Il y a toutes sortes de situation dans lesquelles ce processus peut être perturbé ; par exemple lorsque les besoins du bébé sont durablement négligés ou mal compris, où même satisfaits trop tôt, sans qu’il ait pu suffisamment les ressentir. Ce type d’expériences, associé à des « facteurs de risque » biologiques, est probablement à l’origine de certains états psychopathologiques extérieurs.
Le plan initial du corps humain, y compris le cerveau est féminin.
Le corps calleux est une structure cérébrale pour laquelle d’importantes différences ont été montrées entre femmes et hommes. Il est proportionnellement plus grand dans le cerveau de la femme que dans celui des hommes → liaisons plus importantes des deux hémisphères chez la femme que l’homme → latéralisation moins importante chez la femme. Les femmes ont de meilleurs compétences verbales, les hommes de meilleures compétences visuospatiales. Une plus grande activation de l’amygdale chez l’homme semble expliquer pour quelles raisons les garçons sont généralement plus actifs et agressifs que les filles.
Chez les femmes, c’est le gyrus cingulaire antérieur lié à l’expression des comportements maternels et d’attitudes sociales.

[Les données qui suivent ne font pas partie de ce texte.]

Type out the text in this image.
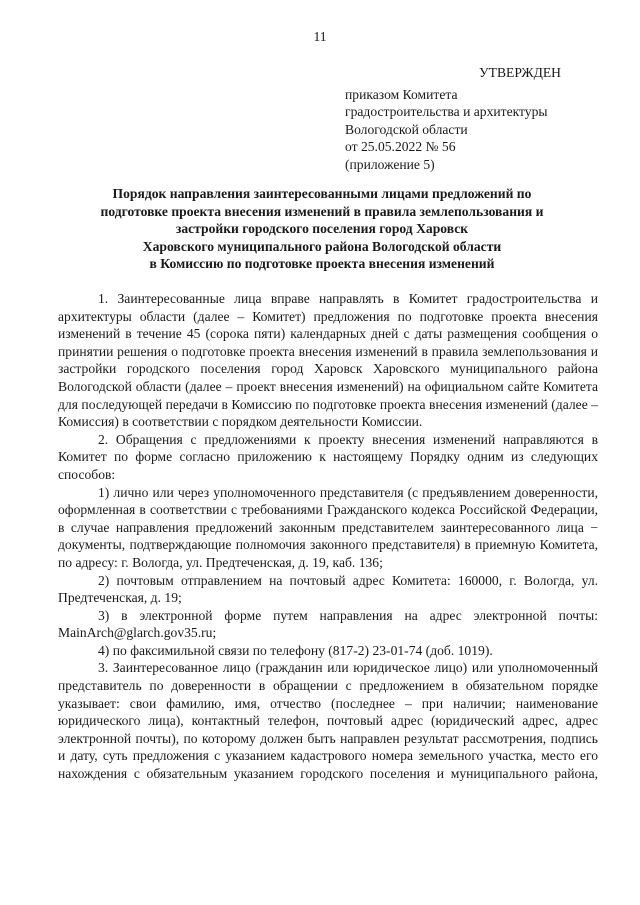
11
УТВЕРЖДЕН
приказом Комитета
градостроительства и архитектуры
Вологодской области
от 25.05.2022 № 56
(приложение 5)
Порядок направления заинтересованными лицами предложений по
подготовке проекта внесения изменений в правила землепользования и
застройки городского поселения город Харовск
Харовского муниципального района Вологодской области
в Комиссию по подготовке проекта внесения изменений

1. Заинтересованные лица вправе направлять в Комитет градостроительства и архитектуры области (далее – Комитет) предложения по подготовке проекта внесения изменений в течение 45 (сорока пяти) календарных дней с даты размещения сообщения о принятии решения о подготовке проекта внесения изменений в правила землепользования и застройки городского поселения город Харовск Харовского муниципального района Вологодской области (далее – проект внесения изменений) на официальном сайте Комитета для последующей передачи в Комиссию по подготовке проекта внесения изменений (далее – Комиссия) в соответствии с порядком деятельности Комиссии.

2. Обращения с предложениями к проекту внесения изменений направляются в Комитет по форме согласно приложению к настоящему Порядку одним из следующих способов:

1) лично или через уполномоченного представителя (с предъявлением доверенности, оформленная в соответствии с требованиями Гражданского кодекса Российской Федерации, в случае направления предложений законным представителем заинтересованного лица − документы, подтверждающие полномочия законного представителя) в приемную Комитета, по адресу: г. Вологда, ул. Предтеченская, д. 19, каб. 136;

2) почтовым отправлением на почтовый адрес Комитета: 160000, г. Вологда, ул. Предтеченская, д. 19;

3) в электронной форме путем направления на адрес электронной почты: MainArch@glarch.gov35.ru;

4) по факсимильной связи по телефону (817-2) 23-01-74 (доб. 1019).

3. Заинтересованное лицо (гражданин или юридическое лицо) или уполномоченный представитель по доверенности в обращении с предложением в обязательном порядке указывает: свои фамилию, имя, отчество (последнее – при наличии; наименование юридического лица), контактный телефон, почтовый адрес (юридический адрес, адрес электронной почты), по которому должен быть направлен результат рассмотрения, подпись и дату, суть предложения с указанием кадастрового номера земельного участка, место его нахождения с обязательным указанием городского поселения и муниципального района,
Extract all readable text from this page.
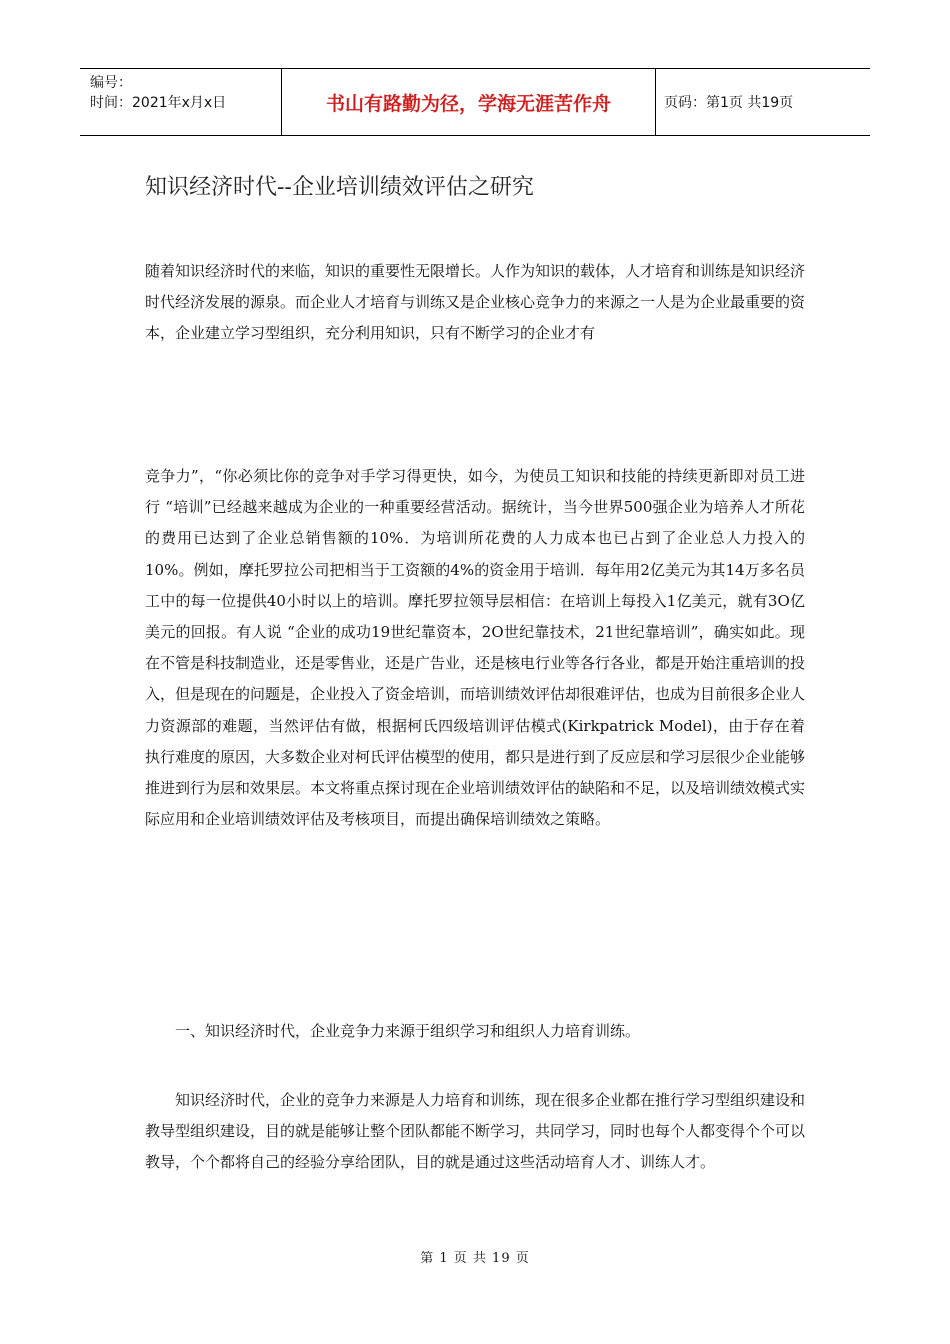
编号：
时间：2021年x月x日	书山有路勤为径，学海无涯苦作舟	页码：第1页 共19页
知识经济时代--企业培训绩效评估之研究

随着知识经济时代的来临，知识的重要性无限增长。人作为知识的载体，人才培育和训练是知识经济时代经济发展的源泉。而企业人才培育与训练又是企业核心竞争力的来源之一人是为企业最重要的资本，企业建立学习型组织，充分利用知识，只有不断学习的企业才有

竞争力”，“你必须比你的竞争对手学习得更快，如今，为使员工知识和技能的持续更新即对员工进行 “培训”已经越来越成为企业的一种重要经营活动。据统计，当今世界500强企业为培养人才所花的费用已达到了企业总销售额的10%．为培训所花费的人力成本也已占到了企业总人力投入的10%。例如，摩托罗拉公司把相当于工资额的4%的资金用于培训．每年用2亿美元为其14万多名员工中的每一位提供40小时以上的培训。摩托罗拉领导层相信：在培训上每投入1亿美元，就有3O亿美元的回报。有人说 “企业的成功19世纪靠资本，2O世纪靠技术，21世纪靠培训”，确实如此。现在不管是科技制造业，还是零售业，还是广告业，还是核电行业等各行各业，都是开始注重培训的投入，但是现在的问题是，企业投入了资金培训，而培训绩效评估却很难评估，也成为目前很多企业人力资源部的难题，当然评估有做，根据柯氏四级培训评估模式(Kirkpatrick Model)，由于存在着执行难度的原因，大多数企业对柯氏评估模型的使用，都只是进行到了反应层和学习层很少企业能够推进到行为层和效果层。本文将重点探讨现在企业培训绩效评估的缺陷和不足，以及培训绩效模式实际应用和企业培训绩效评估及考核项目，而提出确保培训绩效之策略。

一、知识经济时代，企业竞争力来源于组织学习和组织人力培育训练。

知识经济时代，企业的竞争力来源是人力培育和训练，现在很多企业都在推行学习型组织建设和教导型组织建设，目的就是能够让整个团队都能不断学习，共同学习，同时也每个人都变得个个可以教导，个个都将自己的经验分享给团队，目的就是通过这些活动培育人才、训练人才。

第 1 页 共 19 页
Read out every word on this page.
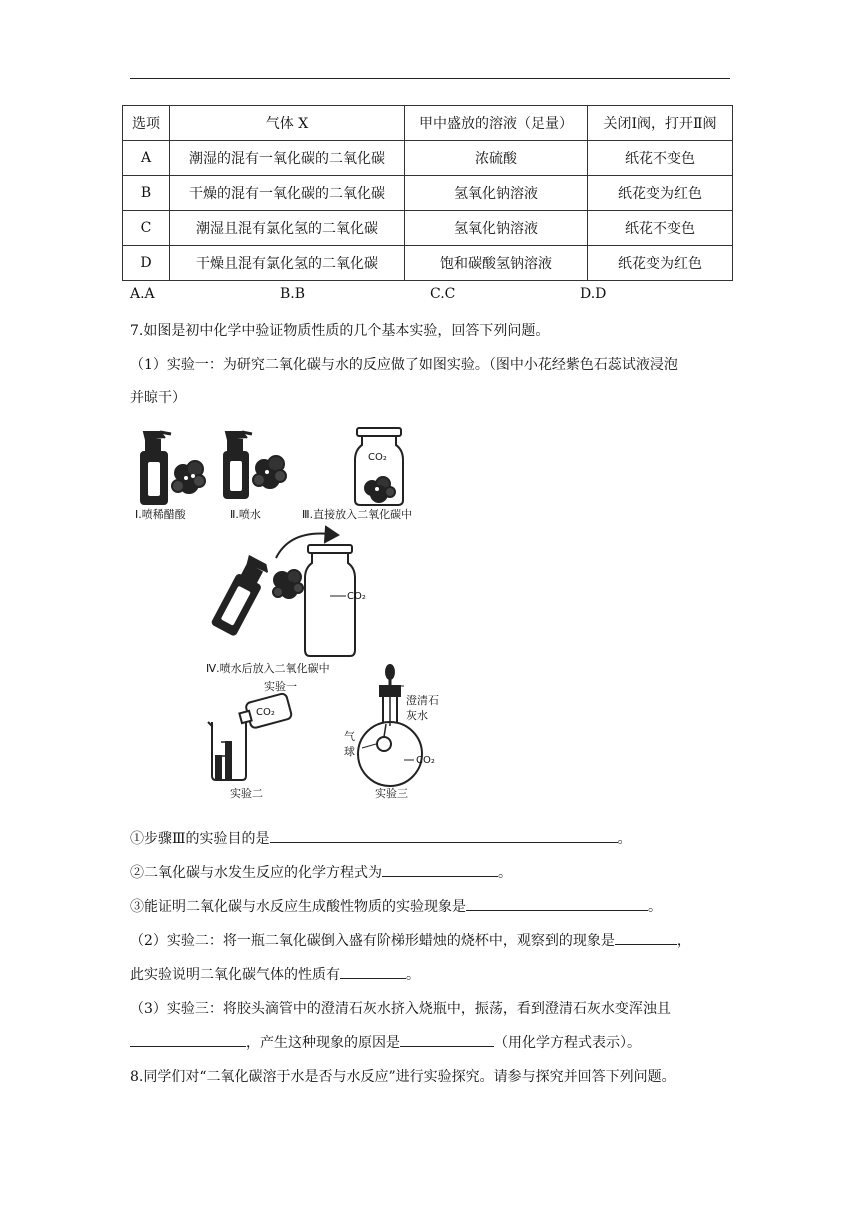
选项	气体 X	甲中盛放的溶液（足量）	关闭Ⅰ阀，打开Ⅱ阀
A	潮湿的混有一氧化碳的二氧化碳	浓硫酸	纸花不变色
B	干燥的混有一氧化碳的二氧化碳	氢氧化钠溶液	纸花变为红色
C	潮湿且混有氯化氢的二氧化碳	氢氧化钠溶液	纸花不变色
D	干燥且混有氯化氢的二氧化碳	饱和碳酸氢钠溶液	纸花变为红色
A.A	B.B	C.C	D.D
7.如图是初中化学中验证物质性质的几个基本实验，回答下列问题。
（1）实验一：为研究二氧化碳与水的反应做了如图实验。（图中小花经紫色石蕊试液浸泡
并晾干）
CO₂
CO₂
CO₂
CO₂
Ⅰ.喷稀醋酸	Ⅱ.喷水	Ⅲ.直接放入二氧化碳中
Ⅳ.喷水后放入二氧化碳中
实验一
实验二	实验三
澄清石
灰水
气
球
①步骤Ⅲ的实验目的是	。
②二氧化碳与水发生反应的化学方程式为	。
③能证明二氧化碳与水反应生成酸性物质的实验现象是	。
（2）实验二：将一瓶二氧化碳倒入盛有阶梯形蜡烛的烧杯中，观察到的现象是	，
此实验说明二氧化碳气体的性质有	。
（3）实验三：将胶头滴管中的澄清石灰水挤入烧瓶中，振荡，看到澄清石灰水变浑浊且
，产生这种现象的原因是	（用化学方程式表示）。
8.同学们对“二氧化碳溶于水是否与水反应”进行实验探究。请参与探究并回答下列问题。
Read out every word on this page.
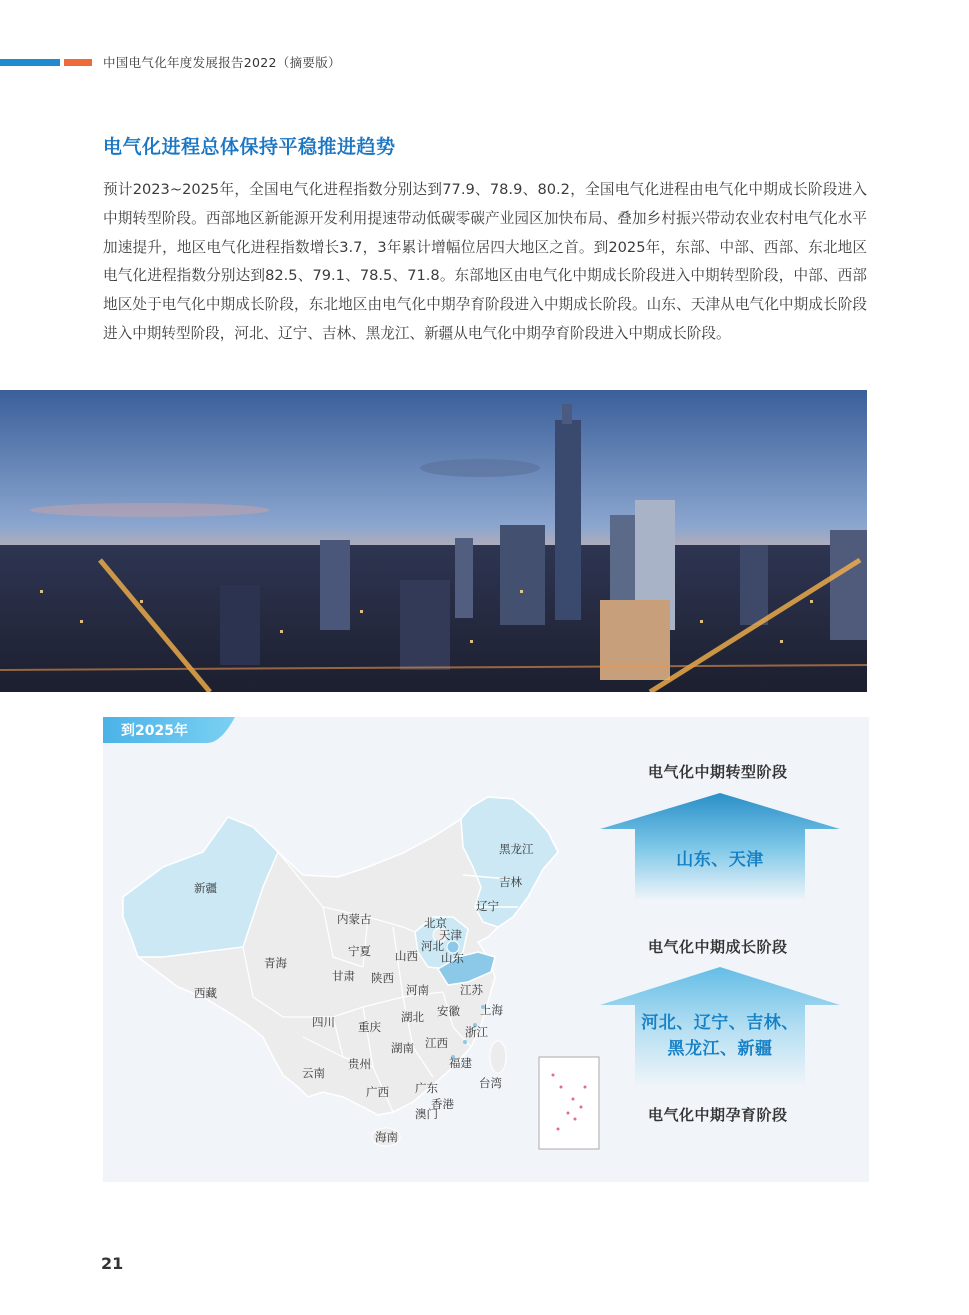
中国电气化年度发展报告2022（摘要版）
电气化进程总体保持平稳推进趋势
预计2023~2025年，全国电气化进程指数分别达到77.9、78.9、80.2，全国电气化进程由电气化中期成长阶段进入中期转型阶段。西部地区新能源开发利用提速带动低碳零碳产业园区加快布局、叠加乡村振兴带动农业农村电气化水平加速提升，地区电气化进程指数增长3.7，3年累计增幅位居四大地区之首。到2025年，东部、中部、西部、东北地区电气化进程指数分别达到82.5、79.1、78.5、71.8。东部地区由电气化中期成长阶段进入中期转型阶段，中部、西部地区处于电气化中期成长阶段，东北地区由电气化中期孕育阶段进入中期成长阶段。山东、天津从电气化中期成长阶段进入中期转型阶段，河北、辽宁、吉林、黑龙江、新疆从电气化中期孕育阶段进入中期成长阶段。
到2025年
新疆
西藏
青海
内蒙古
甘肃
宁夏
陕西
山西
黑龙江
吉林
辽宁
北京
天津
河北
山东
河南	江苏
安徽 上海
四川 重庆
湖北
浙江
湖南 江西
贵州
云南
福建
广西 广东	台湾
香港
澳门
海南
电气化中期转型阶段
山东、天津
电气化中期成长阶段
河北、辽宁、吉林、
黑龙江、新疆
电气化中期孕育阶段
21
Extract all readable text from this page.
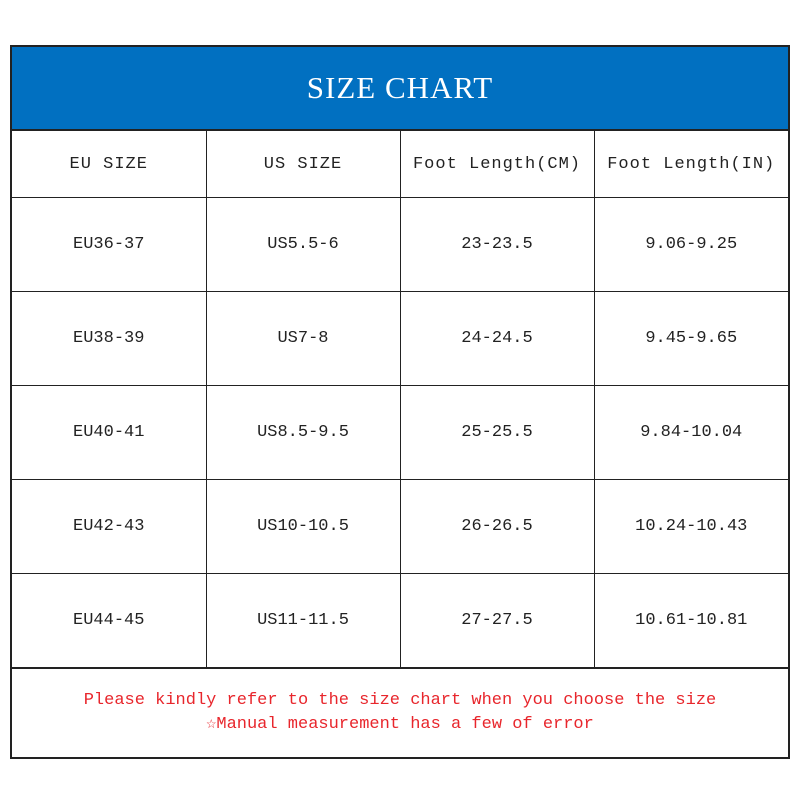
SIZE CHART
EU SIZE	US SIZE	Foot Length(CM)	Foot Length(IN)
EU36-37	US5.5-6	23-23.5	9.06-9.25
EU38-39	US7-8	24-24.5	9.45-9.65
EU40-41	US8.5-9.5	25-25.5	9.84-10.04
EU42-43	US10-10.5	26-26.5	10.24-10.43
EU44-45	US11-11.5	27-27.5	10.61-10.81
Please kindly refer to the size chart when you choose the size
☆Manual measurement has a few of error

On ne peut dire que les hémisphères contiennent des fonctions mentales mais plutôt que différentes parties des hémisphères sont sollicitées pour le fonctionnement de systèmes complexes impliquées dans nos facultés mentales.
Les systèmes de commande des émotions de base déclenchent des programmes moteurs stéréotypés, des réflexes et des comportements instinctifs, tous de nature compulsive. A ce niveau primaire d’organisation, le self est passif et n’effectue pas de choix dans ces réactions, il est dominé par ce que Freud appelait la « compulsion de répétition ». En d’autres termes, ce self primitif est dépourvu de libre-arbitre.
D’un point de vue neuroscientifique, l’essence du « libre arbitre » réside paradoxalement dans notre capacité d’inhibition : la capacité de ne pas faire quelque chose.
C’est là la principale chose qui nous distingue des autres grands primates : le développement de niveaux supérieurs du self, organisés avant tout autour des mécanismes d’inhibition. Ces mécanismes dépendent du fonctionnement des lobes préfrontaux, le joyau du cerveau humain, qui nous dotent de la capacité de réprimer les compulsion primitives, stéréotypées encodées dans notre mémoire ancestrale et émotionnelle. On peut légitimement considérer les lobes préfrontaux et leurs capacités inhibitrices comme le substrat de notre humanité.
Les lobes frontaux se développent après la naissance (avec des poussées à 2 et 5 ans) et ils continuent de se développer jusqu’à la vingtaine. Ils sont donc très fortement influencés par l’expérience. La structure de ces capacités d’inhibition est littéralement sculptée par les figures parentales et apparentées, qui jouent un rôle majeur dans le développement de l’enfant et notamment le développement de ses capacités. Ce processus de « sculpture» est dirigé par au moins deux composantes : les actions des parents mais également leur discours.
Les neurones miroirs : Pour l’instant ces neurones n’ont été mis en évidence qu’au niveau des systèmes d’action mais lorsque les neuroscientifiques oseront les rechercher au niveau des systèmes émotionnels, nous faisons le pari qu’ils pourront décrire les bases neurobiologiques de l’empathie. Il semble raisonnable d’imaginer qu’il s’agit du mécanisme par lequel l’enfant « internalise » les comportements de ses parents. Les enfants internalisent également ce que les parents leurs disent et utilisent le « discours intérieur ». Ils transforment ainsi des interdits en inhibition.